O sol não apareceu antes das dez da manhã. Mas deu o ar da graça. A agenda do dia, anotada em um velho e ainda útil caderno, era intensa, com oficinas, reuniões, palestras e um trabalho administrativo interminável, tal qual afazeres de uma dona de casa. Para relaxar, à noite encontraria o Luiz Osório, ele corintiano e eu são-paulino, estaríamos unidos na arquibancada por um tricolor em comum, o JEC. Descobrimos que não visitávamos a arena há quatro anos. Um absurdo para dois amantes de arte tão popular.

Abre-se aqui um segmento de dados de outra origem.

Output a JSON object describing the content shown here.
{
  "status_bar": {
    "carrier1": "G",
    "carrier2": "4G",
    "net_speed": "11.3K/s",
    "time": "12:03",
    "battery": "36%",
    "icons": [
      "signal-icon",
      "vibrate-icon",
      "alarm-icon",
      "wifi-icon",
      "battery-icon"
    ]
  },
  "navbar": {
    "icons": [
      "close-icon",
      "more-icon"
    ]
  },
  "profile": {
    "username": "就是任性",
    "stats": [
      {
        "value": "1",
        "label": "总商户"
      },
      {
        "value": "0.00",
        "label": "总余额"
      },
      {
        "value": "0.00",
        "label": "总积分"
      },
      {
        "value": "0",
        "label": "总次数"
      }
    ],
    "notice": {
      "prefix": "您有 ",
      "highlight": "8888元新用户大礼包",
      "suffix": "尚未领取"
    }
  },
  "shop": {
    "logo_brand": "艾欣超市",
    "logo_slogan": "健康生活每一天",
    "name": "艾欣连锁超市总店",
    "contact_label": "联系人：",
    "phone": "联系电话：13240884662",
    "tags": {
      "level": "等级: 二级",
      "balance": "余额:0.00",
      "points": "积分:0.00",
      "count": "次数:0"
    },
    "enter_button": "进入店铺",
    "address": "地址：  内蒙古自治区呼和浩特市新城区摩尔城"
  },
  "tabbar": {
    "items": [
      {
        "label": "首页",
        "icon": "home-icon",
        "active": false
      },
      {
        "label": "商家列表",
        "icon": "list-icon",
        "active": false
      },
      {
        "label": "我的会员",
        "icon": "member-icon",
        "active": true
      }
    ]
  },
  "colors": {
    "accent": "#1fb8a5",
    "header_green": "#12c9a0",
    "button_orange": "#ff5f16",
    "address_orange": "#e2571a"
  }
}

Entre o último compromisso do dia e o futebol, arrumei um breve tempo para um café com a Claudinha em um de nossos locais favoritos para tal deleite, a Terra Natal. Ao entrar, o aroma dos grãos sendo moídos nos invadiu nariz e alma e, nesse exato momento, toda preocupação ficou para trás. Sentamos próximos à lareira, desligada, porque o inverno veraneou. Ela vai de machiatto, eu peço um cortado, que já não está mais no cardápio, mas tenho regalias por lá (sim, estou me exibindo). Para comer, optamos por uma fatia de pão preparado com fermentação natural e deliciosamente tostado, para acompanhar escolho manteiga e Claudinha vai de geleia de morango. Enquanto aguardamos, conversamos sobre amenidades. Quando falo em amenidades, entenda-se besteira. Sou do tipo que faz graça, muitas vezes desgraça a conversa. O fato é que tenho cá comigo um humorzinho matreiro que não se apaga. Por isso mesmo, já ensaiei muitas vezes a ideia de preparar um stand up ou investir na formação em palhaçaria. Soube tempo atrás que o processo de criação de um clown parte do reconhecimento de seus ridículos, da aceitação de que há um bufão prestes a soltar-se em esgares e tontarias.

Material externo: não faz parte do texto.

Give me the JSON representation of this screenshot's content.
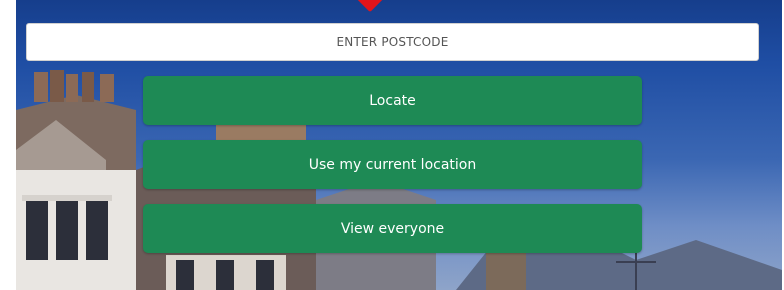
{
  "search": {
    "placeholder": "ENTER POSTCODE"
  },
  "actions": {
    "locate_label": "Locate",
    "current_location_label": "Use my current location",
    "view_everyone_label": "View everyone"
  },
  "colors": {
    "button_green": "#1e8a55",
    "pin_red": "#e3141b",
    "sky_blue": "#1f4ea4"
  },
  "icons": {
    "pin": "map-pin-icon"
  }
}
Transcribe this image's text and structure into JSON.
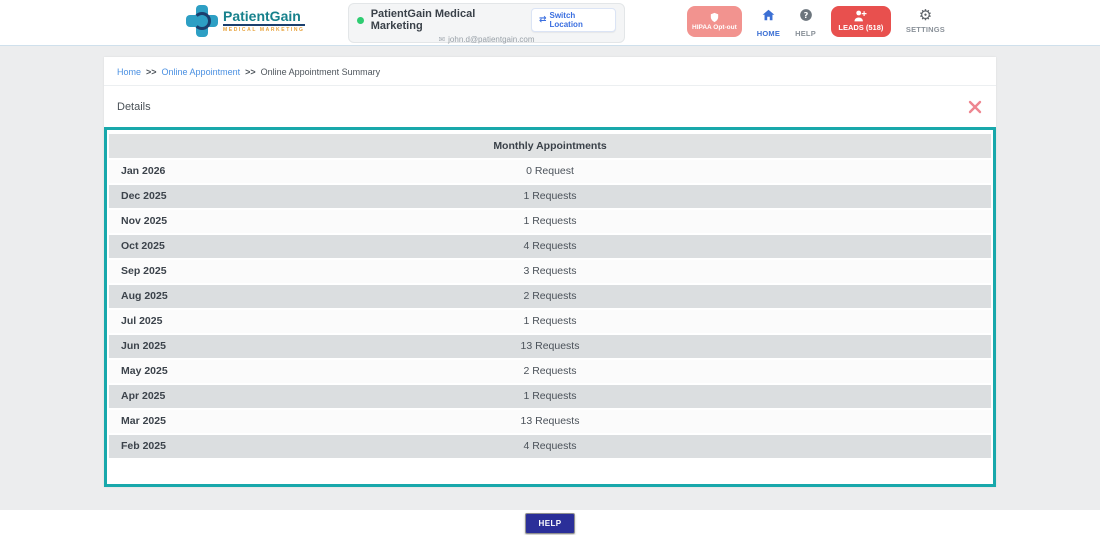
{
  "header": {
    "brand": {
      "name": "PatientGain",
      "tagline": "MEDICAL MARKETING"
    },
    "account": {
      "name": "PatientGain Medical Marketing",
      "switch_location_label": "Switch Location",
      "email": "john.d@patientgain.com",
      "status_color": "#2ecc71"
    },
    "nav": [
      {
        "label": "HIPAA Opt-out",
        "icon": "shield-icon",
        "color": "#f2938f"
      },
      {
        "label": "HOME",
        "icon": "home-icon",
        "active": true
      },
      {
        "label": "HELP",
        "icon": "question-icon"
      },
      {
        "label": "LEADS (518)",
        "icon": "person-plus-icon",
        "color": "#e8504e"
      },
      {
        "label": "SETTINGS",
        "icon": "gear-icon"
      }
    ]
  },
  "breadcrumb": {
    "separator": ">>",
    "items": [
      {
        "label": "Home"
      },
      {
        "label": "Online Appointment"
      },
      {
        "label": "Online Appointment Summary"
      }
    ]
  },
  "panel": {
    "title": "Details",
    "close_icon": "close-icon"
  },
  "table": {
    "header": "Monthly Appointments",
    "rows": [
      {
        "month": "Jan 2026",
        "value": "0 Request"
      },
      {
        "month": "Dec 2025",
        "value": "1 Requests"
      },
      {
        "month": "Nov 2025",
        "value": "1 Requests"
      },
      {
        "month": "Oct 2025",
        "value": "4 Requests"
      },
      {
        "month": "Sep 2025",
        "value": "3 Requests"
      },
      {
        "month": "Aug 2025",
        "value": "2 Requests"
      },
      {
        "month": "Jul 2025",
        "value": "1 Requests"
      },
      {
        "month": "Jun 2025",
        "value": "13 Requests"
      },
      {
        "month": "May 2025",
        "value": "2 Requests"
      },
      {
        "month": "Apr 2025",
        "value": "1 Requests"
      },
      {
        "month": "Mar 2025",
        "value": "13 Requests"
      },
      {
        "month": "Feb 2025",
        "value": "4 Requests"
      }
    ]
  },
  "footer": {
    "help_label": "HELP"
  },
  "colors": {
    "accent_teal": "#18a8ab",
    "leads_red": "#e8504e",
    "hipaa_salmon": "#f2938f",
    "help_navy": "#2b2f99",
    "link_blue": "#4a90e2",
    "close_pink": "#ee8690",
    "brand_teal": "#17818c",
    "brand_orange": "#e8a33d"
  }
}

Claudinha também tem seus momentos, mas é contida, preocupada com o que dela vão pensar e contém-se. Mas há de haver uma bufona pronta a escapar de si.

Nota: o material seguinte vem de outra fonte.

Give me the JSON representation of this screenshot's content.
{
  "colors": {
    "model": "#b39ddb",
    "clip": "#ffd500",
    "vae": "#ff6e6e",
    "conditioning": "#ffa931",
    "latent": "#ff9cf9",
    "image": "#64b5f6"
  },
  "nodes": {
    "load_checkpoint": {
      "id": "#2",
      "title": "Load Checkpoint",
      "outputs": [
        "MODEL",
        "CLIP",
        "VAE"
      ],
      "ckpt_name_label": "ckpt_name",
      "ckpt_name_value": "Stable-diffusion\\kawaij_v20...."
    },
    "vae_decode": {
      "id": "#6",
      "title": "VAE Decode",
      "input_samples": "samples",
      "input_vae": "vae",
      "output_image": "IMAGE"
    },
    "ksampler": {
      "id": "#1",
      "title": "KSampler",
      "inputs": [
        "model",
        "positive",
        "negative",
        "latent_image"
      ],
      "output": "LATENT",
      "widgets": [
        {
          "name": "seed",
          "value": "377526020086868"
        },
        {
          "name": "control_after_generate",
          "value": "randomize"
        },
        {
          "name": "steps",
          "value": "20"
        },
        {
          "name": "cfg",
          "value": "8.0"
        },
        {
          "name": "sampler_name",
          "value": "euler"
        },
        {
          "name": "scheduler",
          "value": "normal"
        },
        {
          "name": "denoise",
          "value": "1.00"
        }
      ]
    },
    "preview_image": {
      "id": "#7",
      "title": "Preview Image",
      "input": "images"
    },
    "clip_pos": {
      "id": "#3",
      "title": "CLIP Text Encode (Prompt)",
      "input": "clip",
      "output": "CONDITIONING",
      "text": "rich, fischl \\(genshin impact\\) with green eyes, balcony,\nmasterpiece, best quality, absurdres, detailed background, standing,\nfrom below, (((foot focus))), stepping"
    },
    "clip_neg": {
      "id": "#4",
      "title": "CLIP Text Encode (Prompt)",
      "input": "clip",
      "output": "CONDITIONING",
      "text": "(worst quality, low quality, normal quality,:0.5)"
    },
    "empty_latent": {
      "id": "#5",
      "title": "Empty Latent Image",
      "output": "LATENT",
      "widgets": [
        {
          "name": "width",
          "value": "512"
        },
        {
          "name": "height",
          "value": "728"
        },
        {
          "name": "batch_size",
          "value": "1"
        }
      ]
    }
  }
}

Chegam os cafés em xícaras brancas, com flores feitas da espuma do leite. Os pães, de grãos para mim; integral para ela, são postos à mesa. Taline, sem saber o teor do assunto que antecedeu sua chegada, aponta para mim e Claudinha e diz “Manteiga e Geleia”. Olhamos um para o outro e o riso nos escapa. Acabamos de encontrar nossos clowns.